Voters’ groups which successfully challenged the Legislature’s congressional redistricting map won a new round this week when the Florida Supreme Court refused to order that they produce potentially damaging details on how they came up with alternate proposals for the state’s 27 district boundaries.
But a witness list submitted by the House in advance of a scheduled Thursday lower court hearing on the map-making suggests that attorneys for the Republican-led Legislature will continue to press that alternate maps submitted by voters’ groups were drawn intentionally to help the Democratic Party and its candidates.

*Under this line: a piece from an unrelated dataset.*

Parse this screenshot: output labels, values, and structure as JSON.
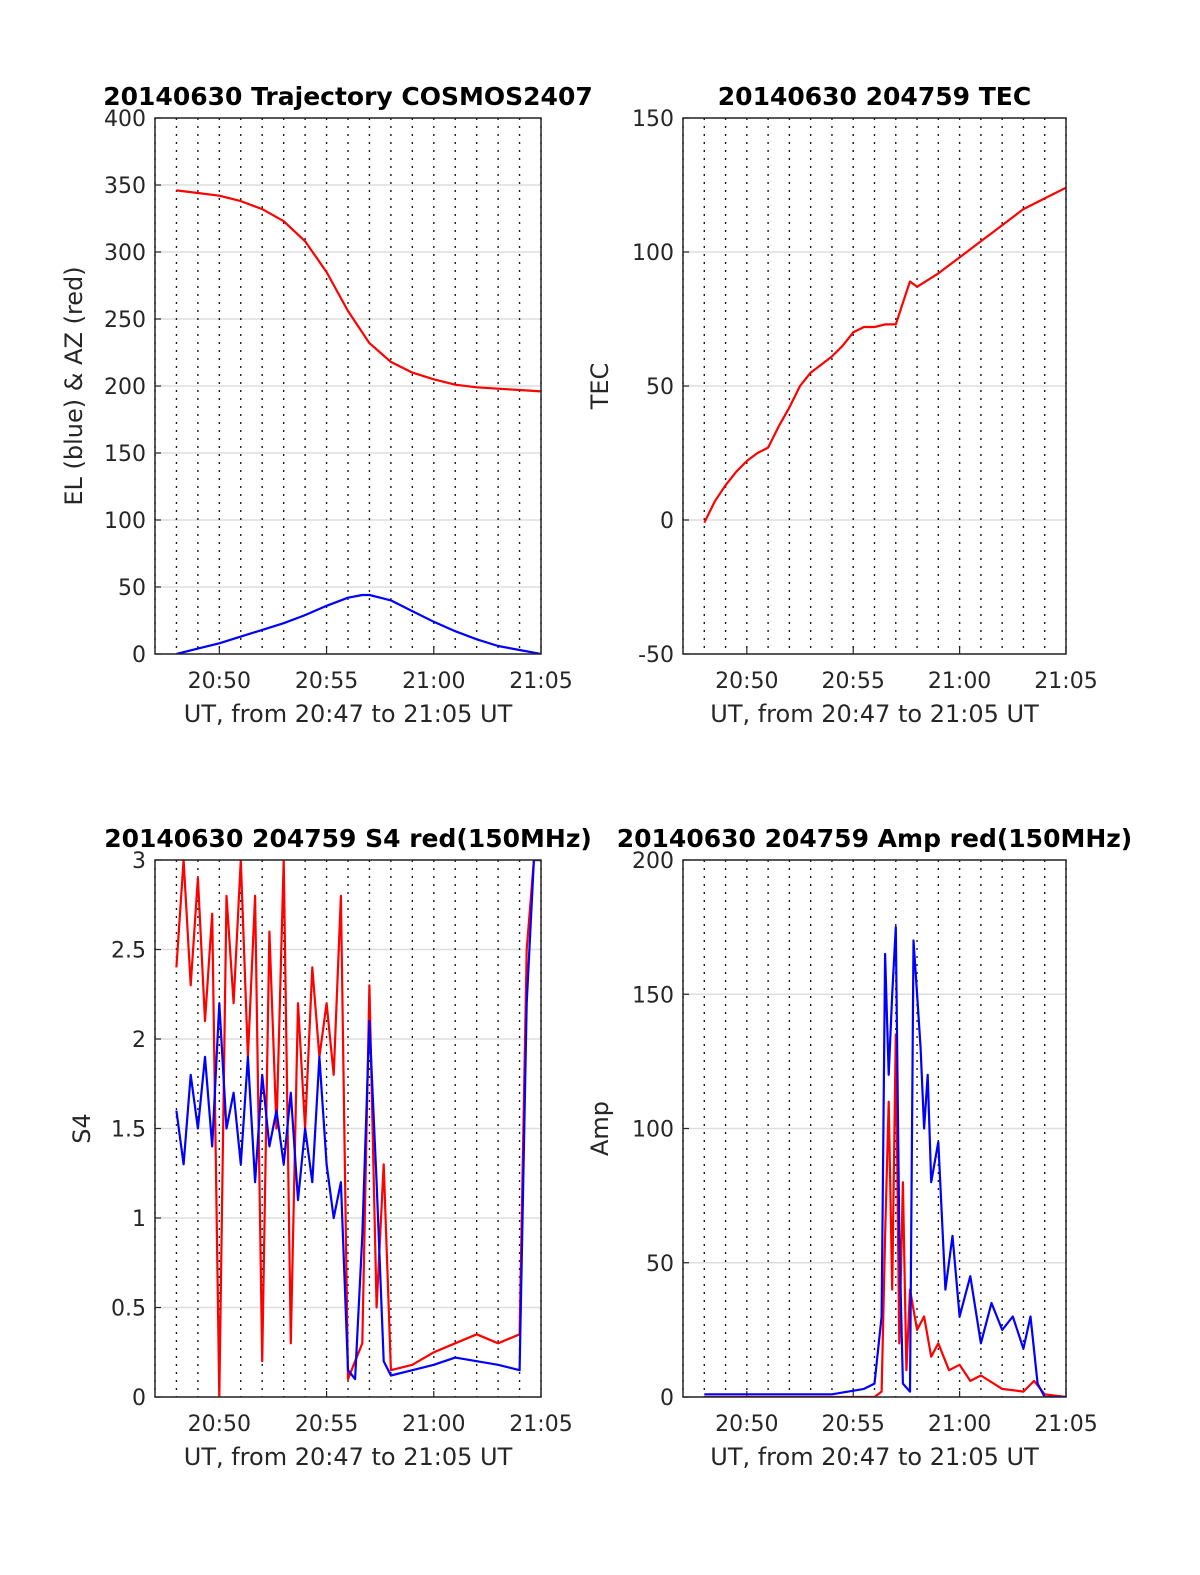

The Legislature has had two maps declared unconstitutional last year and this summer by courts because they were drawn to help Republicans.
Much of the House’s defense of a map it has submitted for court approval appears likely to involve casting doubt about the constitutionality of the four alternative sets of boundaries turned in by voters’ groups.
The Supreme Court late Monday ruled 5-2 against a request from House attorneys that they be allowed to seek more documents and testimony on whether the voters’ groups maps were crafted with the help of state and national Democratic officials.
Justices gave no reason for the denial.
But the same day, House attorneys gave Leon County Circuit Judge Terry Lewis a lengthy roster of potential witnesses for Thursday’s hearing.
Many listed as having already provided depositions in the case are Democratic officials or experts involved in the construction of the four maps submitted to Lewis by the Florida League of Women Voters, Common Cause and a group of Democratic-allied voters dubbed the Romo plaintiffs.
Among them are Scott Arceneaux, executive director of the Florida Democratic Party, Dave Beattie, a party consultant, Andrew Dreschler, with Strategic Telemetry, which helped draw the league’s three maps, and Ellen Friedin, who led the 2010 campaign that resulted in Florida voters approving anti-gerrymandering constitutional amendments.